Digital legal history is, for me, a field-building enterprise as much as a research practice. The central conviction is that early modern police ordinances — the tens of thousands of normative texts regulating everyday life in the Holy Roman Empire, the Low Countries, France, Scandinavia, and beyond — have never been studied comparatively at scale, because the tools and infrastructure to do so did not exist. Building those tools is part of the scholarly contribution.

Three projects define this work. RHONDA (Research in Historical Ordinances and Normative Data) is an international online community developing a controlled, multilingual vocabulary for the subject matter of police ordinances — a Policeymaterien ontology that allows comparison across language barriers without flattening local idioms into a single modern taxonomy. The classification schema has been published in the Journal for Digital Legal History and is being applied to corpora from Germany, the Low Countries, Switzerland, and Scandinavia.

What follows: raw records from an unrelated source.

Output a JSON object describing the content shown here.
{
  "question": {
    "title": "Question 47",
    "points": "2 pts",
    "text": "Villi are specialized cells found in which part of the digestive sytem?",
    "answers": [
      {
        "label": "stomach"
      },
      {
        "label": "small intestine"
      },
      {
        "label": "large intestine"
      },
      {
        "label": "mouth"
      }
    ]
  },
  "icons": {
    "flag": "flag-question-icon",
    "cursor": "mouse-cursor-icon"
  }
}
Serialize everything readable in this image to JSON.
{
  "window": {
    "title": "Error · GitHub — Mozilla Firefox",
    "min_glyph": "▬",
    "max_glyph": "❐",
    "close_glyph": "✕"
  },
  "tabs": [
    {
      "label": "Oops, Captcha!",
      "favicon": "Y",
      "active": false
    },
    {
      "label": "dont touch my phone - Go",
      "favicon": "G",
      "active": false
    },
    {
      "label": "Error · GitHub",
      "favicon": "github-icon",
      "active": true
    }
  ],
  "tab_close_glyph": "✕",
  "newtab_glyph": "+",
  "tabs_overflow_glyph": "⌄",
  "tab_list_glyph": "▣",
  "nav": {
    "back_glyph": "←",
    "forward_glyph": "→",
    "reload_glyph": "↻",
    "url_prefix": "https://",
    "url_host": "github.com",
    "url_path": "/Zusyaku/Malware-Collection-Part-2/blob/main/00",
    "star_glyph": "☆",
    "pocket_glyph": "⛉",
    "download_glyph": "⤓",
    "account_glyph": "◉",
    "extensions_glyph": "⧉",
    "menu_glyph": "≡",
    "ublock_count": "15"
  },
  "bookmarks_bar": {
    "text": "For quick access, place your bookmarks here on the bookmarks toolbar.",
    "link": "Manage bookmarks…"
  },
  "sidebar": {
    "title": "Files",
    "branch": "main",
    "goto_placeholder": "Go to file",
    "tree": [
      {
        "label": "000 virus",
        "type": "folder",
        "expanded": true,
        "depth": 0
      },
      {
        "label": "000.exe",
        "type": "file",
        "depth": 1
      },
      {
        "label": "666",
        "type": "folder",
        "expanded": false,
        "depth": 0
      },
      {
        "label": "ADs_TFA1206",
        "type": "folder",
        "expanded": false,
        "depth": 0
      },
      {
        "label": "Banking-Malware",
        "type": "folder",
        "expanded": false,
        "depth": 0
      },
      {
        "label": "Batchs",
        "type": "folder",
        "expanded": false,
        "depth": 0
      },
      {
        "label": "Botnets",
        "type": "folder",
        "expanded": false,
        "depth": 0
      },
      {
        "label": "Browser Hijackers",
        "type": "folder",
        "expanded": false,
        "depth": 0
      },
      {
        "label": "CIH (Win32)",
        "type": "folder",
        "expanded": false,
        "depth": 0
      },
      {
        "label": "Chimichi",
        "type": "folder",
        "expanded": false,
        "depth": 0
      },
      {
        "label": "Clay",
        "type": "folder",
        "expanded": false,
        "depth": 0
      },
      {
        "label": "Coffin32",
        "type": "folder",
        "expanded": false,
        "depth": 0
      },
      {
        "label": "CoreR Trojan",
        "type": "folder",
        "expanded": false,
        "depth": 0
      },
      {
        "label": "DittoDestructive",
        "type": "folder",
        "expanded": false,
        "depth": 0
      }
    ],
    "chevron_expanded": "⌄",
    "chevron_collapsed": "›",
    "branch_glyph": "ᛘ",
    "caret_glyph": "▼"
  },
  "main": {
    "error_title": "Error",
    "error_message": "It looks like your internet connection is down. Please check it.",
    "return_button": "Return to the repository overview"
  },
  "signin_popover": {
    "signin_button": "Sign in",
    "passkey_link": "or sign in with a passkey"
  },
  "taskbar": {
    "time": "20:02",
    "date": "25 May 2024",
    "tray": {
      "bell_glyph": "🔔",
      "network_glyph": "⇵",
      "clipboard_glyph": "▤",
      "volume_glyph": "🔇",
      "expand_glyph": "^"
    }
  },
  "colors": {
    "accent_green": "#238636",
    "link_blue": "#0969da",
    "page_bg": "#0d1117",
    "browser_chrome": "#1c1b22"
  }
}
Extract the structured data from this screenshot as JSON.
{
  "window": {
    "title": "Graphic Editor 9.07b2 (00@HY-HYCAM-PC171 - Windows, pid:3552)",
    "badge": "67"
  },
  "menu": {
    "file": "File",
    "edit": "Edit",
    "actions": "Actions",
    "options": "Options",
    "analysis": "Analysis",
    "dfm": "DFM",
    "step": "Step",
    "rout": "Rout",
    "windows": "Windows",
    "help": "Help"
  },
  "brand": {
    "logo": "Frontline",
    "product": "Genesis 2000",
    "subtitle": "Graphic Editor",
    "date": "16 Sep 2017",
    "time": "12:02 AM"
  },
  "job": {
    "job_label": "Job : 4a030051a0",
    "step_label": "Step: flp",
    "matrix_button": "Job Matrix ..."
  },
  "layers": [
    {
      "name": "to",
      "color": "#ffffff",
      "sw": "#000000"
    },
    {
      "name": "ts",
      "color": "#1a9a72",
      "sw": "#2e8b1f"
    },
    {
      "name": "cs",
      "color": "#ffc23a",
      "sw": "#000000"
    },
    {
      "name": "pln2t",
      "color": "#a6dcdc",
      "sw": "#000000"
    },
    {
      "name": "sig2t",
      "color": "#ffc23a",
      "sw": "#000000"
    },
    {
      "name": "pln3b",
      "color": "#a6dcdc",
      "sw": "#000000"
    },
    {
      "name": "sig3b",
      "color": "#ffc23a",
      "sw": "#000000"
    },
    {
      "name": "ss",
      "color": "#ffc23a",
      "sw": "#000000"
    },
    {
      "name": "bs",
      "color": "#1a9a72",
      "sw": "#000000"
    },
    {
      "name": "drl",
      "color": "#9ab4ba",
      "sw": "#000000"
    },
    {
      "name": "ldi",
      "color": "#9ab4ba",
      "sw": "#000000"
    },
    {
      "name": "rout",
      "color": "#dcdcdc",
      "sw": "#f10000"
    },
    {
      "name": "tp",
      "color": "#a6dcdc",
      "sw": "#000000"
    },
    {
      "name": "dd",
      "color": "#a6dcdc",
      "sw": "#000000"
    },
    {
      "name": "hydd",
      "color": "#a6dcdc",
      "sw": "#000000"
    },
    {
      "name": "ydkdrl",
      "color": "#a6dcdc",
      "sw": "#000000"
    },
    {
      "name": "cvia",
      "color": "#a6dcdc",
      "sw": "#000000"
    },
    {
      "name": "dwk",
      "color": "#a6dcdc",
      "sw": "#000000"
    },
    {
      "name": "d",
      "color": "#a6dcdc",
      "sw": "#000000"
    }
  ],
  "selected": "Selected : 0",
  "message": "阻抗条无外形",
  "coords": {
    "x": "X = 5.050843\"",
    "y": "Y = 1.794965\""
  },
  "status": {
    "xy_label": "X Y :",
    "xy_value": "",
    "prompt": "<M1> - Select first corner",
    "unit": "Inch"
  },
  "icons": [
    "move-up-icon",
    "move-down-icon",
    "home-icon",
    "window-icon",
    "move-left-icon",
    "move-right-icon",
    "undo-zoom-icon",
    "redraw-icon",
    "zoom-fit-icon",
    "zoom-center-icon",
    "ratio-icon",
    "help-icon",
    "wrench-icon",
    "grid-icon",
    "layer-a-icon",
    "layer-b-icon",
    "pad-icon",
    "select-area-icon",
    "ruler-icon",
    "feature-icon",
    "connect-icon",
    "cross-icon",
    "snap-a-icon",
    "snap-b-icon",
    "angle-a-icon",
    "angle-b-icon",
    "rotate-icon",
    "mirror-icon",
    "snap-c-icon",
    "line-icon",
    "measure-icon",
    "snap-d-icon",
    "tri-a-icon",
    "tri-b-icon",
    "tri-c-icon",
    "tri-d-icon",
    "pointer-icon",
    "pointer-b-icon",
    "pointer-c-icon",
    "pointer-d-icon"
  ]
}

The Journal for Digital Legal History, which I co-edit with Dirk Heirbaut and Florenz Volkaert (UGent), provides open-access publication infrastructure for the field. It publishes research that combines legal-historical questions with digital methods, and has become the primary venue for work on early modern normative sources from a computational perspective.

The Entangled Histories dataset — 107 books of ordinances from the Low Countries, produced during the NWO Rubicon project at Ghent University — provided the first openly available machine-readable corpus of this material, and demonstrated both the possibilities and the methodological difficulties of working with HTR-transcribed legal texts at scale.

I publish in the Journal for Digital Legal History, DSH, JDMDH, and the BMGN.